Su respuesta deja a la sala de cine en un profundo silencio. Atrapa emocionalmente. Pero en sí misma es una contradicción que exige digerirse.
Un canto universal
Las sirenas confrontan lo que Ulises más íntimamente desea con aquello que menos quiere enfrentar y recordar: la devastación de la culpa por los horrores cometidos al saquear Troya, el haber ofendido a los dioses, el no haber honrado a sus hombres muertos. Todo eso le dificulta regresar a casa y cumplir sus promesas.
Ulises palpa una contradicción entre las verdades que siente -las emocionales- y las que entiende -las racionales. Unas nos mueven; las otras se comprenden. No siempre coinciden: solemos hacer lo que no queremos, y ahí se abre un vacío desconcertante. Querer resolver ese misterio a fuerza de intelecto no nos libera: nos enreda más.
Los niveles de verdad
Hay distintos niveles de verdades: las que se esconden porque aterrorizan; las de fondo, que nos liberan al confrontarlas; las aparentes, que nos confunden; las verdades a medias, que juzgan y etiquetan. Lo que nos decimos a nosotros mismos, y lo que nos cuentan de otros, pueden reducir la identidad a una etiqueta. Esto nos extravía como Ulises. Somos mucho más que una etiqueta y que la foto del momento actual. Hay otra verdad pendiente...
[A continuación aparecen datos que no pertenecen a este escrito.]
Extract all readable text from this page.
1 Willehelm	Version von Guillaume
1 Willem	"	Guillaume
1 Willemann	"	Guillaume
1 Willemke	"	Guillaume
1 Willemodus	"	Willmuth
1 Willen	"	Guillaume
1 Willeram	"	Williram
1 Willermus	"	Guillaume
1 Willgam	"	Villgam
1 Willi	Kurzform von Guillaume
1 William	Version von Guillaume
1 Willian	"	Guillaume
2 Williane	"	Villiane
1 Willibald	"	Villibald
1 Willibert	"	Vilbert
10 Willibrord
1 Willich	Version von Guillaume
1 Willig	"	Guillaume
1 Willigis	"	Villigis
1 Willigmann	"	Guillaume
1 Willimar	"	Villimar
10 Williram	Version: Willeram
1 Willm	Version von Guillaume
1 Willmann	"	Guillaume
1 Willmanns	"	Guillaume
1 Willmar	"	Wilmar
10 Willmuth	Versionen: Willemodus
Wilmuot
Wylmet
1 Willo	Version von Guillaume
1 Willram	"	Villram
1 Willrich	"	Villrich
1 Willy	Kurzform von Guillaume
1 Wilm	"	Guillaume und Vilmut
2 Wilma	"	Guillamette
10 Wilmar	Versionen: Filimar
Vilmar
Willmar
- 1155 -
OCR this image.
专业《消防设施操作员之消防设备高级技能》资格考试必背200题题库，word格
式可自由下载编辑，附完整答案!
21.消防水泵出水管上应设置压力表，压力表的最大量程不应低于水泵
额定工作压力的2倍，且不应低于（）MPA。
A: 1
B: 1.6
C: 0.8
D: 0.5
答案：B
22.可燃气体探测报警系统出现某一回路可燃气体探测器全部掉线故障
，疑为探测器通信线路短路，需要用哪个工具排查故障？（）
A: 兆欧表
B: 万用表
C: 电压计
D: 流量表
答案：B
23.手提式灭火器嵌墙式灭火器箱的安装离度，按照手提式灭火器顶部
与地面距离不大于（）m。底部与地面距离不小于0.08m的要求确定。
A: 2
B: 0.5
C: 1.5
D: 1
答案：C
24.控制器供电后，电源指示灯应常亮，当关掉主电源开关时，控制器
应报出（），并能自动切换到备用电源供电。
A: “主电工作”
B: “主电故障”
El conflicto entre el anhelo y la conducta
El canto le revela a Ulises su dolorosa realidad. Eso lo desgarra, pero contarlo —cosa muy distinta a guardárselo— desarma el mecanismo que lo ataba a otro mástil invisible: la culpa que lo sometía al pasado y sometía su voluntad, un caldo de cultivo para la adicción.
Confesar las culpas
Hacerlo requiere valentía para afrontar los monstruos interiores que más nos avergüenzan y que dificultan cumplir lo anhelado. Las verdades liberadoras surgen al confesar lo que no queremos decir. Pero hay que saber a quién decírselo: hay verdades que matan a quienes más queremos. Por eso la gente paga para ser escuchada por un profesional, y se arrodilla para ser perdonada ante un confesor.
Solos, imposible
La autosuficiencia y el aislamiento emocional —incluso rodeados de familia— dificultan la tarea de mejorar. Al liberar lo oculto, se gana libertad. A ese silencio cómplice con uno mismo se le llama, con acierto, el demonio mudo.
Enfrentar con humildad el mayor desafío, acompañado por sus hombres, y decir lo que sintió en el canto de las sirenas, le facilitó a Ulises el camino de regreso.
A nosotros, reconocer lo que somos en este momento nos ayuda a encontrar nuestro propio regreso a casa: nuestra verdadera identidad.